We meet Carlos as an aspiring engineer of sorts. Under the tutelage of his cool uncle Esteban (Sama). He learns how to fix and build small machines, and repairs Rita’s surly boyfriend’s synthesizer. Nico (Mauro Sánchez Navarro), the relatively older but still young proprietor of Azteca wants Carlos’ and Gera’s first dalliances with the Azteca to be their final ones because they’re underage. The best-friend pair keeps returning, however, and they endear themselves to the crowd, integrating themselves into a lifestyle of sex-driven art, hard drugs, queries of their own sexualities and political activism.
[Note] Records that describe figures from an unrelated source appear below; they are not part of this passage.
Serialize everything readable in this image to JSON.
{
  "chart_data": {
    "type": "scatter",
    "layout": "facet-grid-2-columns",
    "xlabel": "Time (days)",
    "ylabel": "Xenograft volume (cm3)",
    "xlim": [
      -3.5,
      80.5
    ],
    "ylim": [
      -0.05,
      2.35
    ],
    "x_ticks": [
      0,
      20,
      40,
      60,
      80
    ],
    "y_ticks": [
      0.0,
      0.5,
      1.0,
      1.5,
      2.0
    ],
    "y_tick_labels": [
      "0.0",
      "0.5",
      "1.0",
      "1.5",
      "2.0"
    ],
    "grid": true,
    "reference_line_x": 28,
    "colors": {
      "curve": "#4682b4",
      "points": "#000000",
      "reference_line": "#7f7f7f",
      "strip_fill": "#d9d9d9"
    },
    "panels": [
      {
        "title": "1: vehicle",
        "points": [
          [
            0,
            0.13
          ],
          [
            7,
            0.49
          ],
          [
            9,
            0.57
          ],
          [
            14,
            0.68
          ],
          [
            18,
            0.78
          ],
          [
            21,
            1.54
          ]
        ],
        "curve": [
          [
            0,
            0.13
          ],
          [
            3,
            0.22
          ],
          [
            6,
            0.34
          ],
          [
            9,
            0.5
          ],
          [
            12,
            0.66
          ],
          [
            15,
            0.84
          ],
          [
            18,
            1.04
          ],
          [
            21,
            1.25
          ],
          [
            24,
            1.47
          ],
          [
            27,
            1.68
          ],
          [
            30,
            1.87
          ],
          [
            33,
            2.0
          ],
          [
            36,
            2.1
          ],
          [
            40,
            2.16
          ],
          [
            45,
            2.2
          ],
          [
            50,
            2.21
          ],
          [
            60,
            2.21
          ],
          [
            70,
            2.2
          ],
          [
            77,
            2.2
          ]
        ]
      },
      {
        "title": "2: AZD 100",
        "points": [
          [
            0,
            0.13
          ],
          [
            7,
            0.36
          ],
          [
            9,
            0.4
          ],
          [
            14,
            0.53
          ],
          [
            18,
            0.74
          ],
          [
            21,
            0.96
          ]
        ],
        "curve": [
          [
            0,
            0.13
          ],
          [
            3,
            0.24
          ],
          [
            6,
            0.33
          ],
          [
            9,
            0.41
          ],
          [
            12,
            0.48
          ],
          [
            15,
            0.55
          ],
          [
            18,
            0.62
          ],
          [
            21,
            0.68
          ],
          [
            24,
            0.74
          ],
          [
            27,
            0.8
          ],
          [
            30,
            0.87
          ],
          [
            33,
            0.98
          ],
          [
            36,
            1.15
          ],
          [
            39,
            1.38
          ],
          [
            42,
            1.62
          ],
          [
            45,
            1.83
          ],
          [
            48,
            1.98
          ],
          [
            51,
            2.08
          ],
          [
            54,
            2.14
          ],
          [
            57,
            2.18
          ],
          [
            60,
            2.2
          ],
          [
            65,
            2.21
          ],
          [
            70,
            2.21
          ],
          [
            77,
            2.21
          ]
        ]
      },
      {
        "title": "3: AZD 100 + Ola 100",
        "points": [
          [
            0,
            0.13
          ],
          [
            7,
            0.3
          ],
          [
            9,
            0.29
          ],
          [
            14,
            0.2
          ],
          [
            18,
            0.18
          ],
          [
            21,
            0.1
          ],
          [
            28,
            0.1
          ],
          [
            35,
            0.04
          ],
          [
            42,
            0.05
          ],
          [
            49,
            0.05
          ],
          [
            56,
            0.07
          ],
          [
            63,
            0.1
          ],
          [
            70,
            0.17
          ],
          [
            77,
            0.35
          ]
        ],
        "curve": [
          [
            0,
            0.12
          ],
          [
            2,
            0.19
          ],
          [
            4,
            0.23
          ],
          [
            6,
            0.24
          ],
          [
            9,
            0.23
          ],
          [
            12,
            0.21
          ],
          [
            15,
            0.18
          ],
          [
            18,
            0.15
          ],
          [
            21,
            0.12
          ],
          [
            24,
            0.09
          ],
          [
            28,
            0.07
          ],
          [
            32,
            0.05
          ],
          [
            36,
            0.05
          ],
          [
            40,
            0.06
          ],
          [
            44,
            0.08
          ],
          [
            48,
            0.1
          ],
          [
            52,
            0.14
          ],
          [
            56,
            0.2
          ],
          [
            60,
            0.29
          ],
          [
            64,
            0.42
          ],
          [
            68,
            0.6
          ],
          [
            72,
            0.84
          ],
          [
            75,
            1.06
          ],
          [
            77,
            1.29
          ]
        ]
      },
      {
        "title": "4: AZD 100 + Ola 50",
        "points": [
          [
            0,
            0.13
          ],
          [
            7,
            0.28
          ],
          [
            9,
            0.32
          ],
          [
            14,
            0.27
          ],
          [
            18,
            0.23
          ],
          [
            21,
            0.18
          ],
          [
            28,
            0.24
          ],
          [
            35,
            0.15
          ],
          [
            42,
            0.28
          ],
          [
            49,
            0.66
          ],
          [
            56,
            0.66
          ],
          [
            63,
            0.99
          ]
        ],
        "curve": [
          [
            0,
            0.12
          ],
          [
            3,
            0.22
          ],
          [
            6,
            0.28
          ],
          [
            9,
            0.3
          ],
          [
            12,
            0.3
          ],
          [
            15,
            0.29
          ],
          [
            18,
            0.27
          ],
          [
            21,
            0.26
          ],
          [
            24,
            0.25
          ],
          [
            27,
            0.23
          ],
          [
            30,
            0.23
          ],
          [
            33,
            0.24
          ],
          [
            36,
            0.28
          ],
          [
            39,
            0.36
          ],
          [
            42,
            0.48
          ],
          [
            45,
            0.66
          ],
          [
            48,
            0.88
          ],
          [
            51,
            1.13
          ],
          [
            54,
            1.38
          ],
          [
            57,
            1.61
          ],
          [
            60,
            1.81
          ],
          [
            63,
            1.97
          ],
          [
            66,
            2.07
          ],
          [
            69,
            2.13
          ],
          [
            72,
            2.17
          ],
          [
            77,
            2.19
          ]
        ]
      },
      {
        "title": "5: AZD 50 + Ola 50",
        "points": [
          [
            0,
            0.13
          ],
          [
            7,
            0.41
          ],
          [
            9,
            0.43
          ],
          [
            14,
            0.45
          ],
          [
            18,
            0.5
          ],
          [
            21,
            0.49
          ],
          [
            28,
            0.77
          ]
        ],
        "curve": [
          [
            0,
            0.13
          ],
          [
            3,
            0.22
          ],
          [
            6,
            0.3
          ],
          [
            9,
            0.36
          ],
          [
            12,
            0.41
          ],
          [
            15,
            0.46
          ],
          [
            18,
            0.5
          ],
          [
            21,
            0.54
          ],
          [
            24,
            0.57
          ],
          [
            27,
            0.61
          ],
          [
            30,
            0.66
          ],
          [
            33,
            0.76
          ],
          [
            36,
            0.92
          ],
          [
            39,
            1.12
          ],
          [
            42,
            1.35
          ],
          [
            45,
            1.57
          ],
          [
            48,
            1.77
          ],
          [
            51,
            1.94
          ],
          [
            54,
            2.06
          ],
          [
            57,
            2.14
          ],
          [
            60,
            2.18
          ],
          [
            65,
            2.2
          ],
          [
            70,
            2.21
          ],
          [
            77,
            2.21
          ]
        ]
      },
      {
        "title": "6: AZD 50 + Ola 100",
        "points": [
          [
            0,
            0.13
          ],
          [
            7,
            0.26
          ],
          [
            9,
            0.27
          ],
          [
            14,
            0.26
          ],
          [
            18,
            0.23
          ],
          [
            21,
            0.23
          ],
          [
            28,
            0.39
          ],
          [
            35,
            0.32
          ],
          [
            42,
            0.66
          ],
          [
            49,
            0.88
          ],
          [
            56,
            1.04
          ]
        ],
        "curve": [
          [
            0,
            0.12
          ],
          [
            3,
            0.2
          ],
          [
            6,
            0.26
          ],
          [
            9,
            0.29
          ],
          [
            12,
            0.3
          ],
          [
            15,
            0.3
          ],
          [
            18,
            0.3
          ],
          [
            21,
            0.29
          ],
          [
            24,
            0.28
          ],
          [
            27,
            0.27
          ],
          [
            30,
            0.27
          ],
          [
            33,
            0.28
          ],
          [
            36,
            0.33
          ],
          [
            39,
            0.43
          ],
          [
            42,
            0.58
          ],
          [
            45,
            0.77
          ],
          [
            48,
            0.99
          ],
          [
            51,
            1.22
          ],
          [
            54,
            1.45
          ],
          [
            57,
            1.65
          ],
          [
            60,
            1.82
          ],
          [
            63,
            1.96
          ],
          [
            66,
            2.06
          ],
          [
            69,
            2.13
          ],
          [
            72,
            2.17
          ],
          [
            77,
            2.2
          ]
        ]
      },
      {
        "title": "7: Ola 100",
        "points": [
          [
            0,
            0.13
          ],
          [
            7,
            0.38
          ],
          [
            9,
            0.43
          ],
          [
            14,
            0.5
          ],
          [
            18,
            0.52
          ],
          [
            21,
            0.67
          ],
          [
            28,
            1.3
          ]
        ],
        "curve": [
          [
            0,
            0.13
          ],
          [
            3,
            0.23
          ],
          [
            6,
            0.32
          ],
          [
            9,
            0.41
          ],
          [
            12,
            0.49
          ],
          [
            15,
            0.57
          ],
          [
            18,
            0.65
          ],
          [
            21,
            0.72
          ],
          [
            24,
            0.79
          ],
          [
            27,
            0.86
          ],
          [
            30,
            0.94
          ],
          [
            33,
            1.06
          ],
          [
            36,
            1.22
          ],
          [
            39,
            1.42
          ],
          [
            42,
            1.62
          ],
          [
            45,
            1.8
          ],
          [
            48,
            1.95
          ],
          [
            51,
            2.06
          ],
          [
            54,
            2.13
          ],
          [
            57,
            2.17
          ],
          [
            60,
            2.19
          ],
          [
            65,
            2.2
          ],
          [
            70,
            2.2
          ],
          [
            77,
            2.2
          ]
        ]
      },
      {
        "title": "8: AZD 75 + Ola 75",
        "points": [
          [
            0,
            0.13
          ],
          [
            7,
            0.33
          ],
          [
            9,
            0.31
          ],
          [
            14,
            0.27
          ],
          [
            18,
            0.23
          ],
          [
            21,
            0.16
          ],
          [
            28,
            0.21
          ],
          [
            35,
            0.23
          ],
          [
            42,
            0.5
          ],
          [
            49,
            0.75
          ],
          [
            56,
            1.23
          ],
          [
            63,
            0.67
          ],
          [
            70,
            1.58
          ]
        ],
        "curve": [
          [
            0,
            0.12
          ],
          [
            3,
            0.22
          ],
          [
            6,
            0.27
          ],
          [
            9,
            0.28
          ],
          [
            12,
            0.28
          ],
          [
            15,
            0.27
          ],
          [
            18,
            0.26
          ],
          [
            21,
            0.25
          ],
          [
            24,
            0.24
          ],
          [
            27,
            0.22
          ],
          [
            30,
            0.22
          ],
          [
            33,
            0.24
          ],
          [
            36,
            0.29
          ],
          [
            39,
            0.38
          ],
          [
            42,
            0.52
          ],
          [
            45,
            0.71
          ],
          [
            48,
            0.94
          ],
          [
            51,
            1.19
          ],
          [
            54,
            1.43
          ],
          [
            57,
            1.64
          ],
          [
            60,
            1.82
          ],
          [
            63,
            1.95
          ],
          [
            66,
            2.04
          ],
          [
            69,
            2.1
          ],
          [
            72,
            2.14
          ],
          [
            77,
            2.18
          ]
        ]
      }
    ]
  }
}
“This Is Not Berlin” celebrates the (sexual and artistic) counter-cultural liberation of the punk scene in the ’80s. Sama’s storytelling is extraordinary and transcends the trappings of typical rite-of-passage films by way of its content’s extremities. For some, Carlos’ journey may be relatable—but even so, the film’s sexy and salacious scenes conjure excitement about its anarchism.
The non-normative sexuality of the film can be seen as understated in the film. Amid the conservative climate of Mexico in the ’80s, homosexual acts and queer signifiers were quite risky yet the way this film depicts its punky group is how the people on which it is based expressed themselves in real life. The ending of “This Is Not Berlin” is one that could only be inspired by real life.
The outcasts from “civilized” society are what every generation needs to wake itself from. There is no place for complacency and for the oppression of a political and economic hierarchy dictated by race, gender, and sexuality. The events onscreen are semi-autobiographical for Sama and this is a document of the turmoil that the and others his age faced when external expectations and internal hopes clashed. At its center is love that can together opposite and/or tear us apart.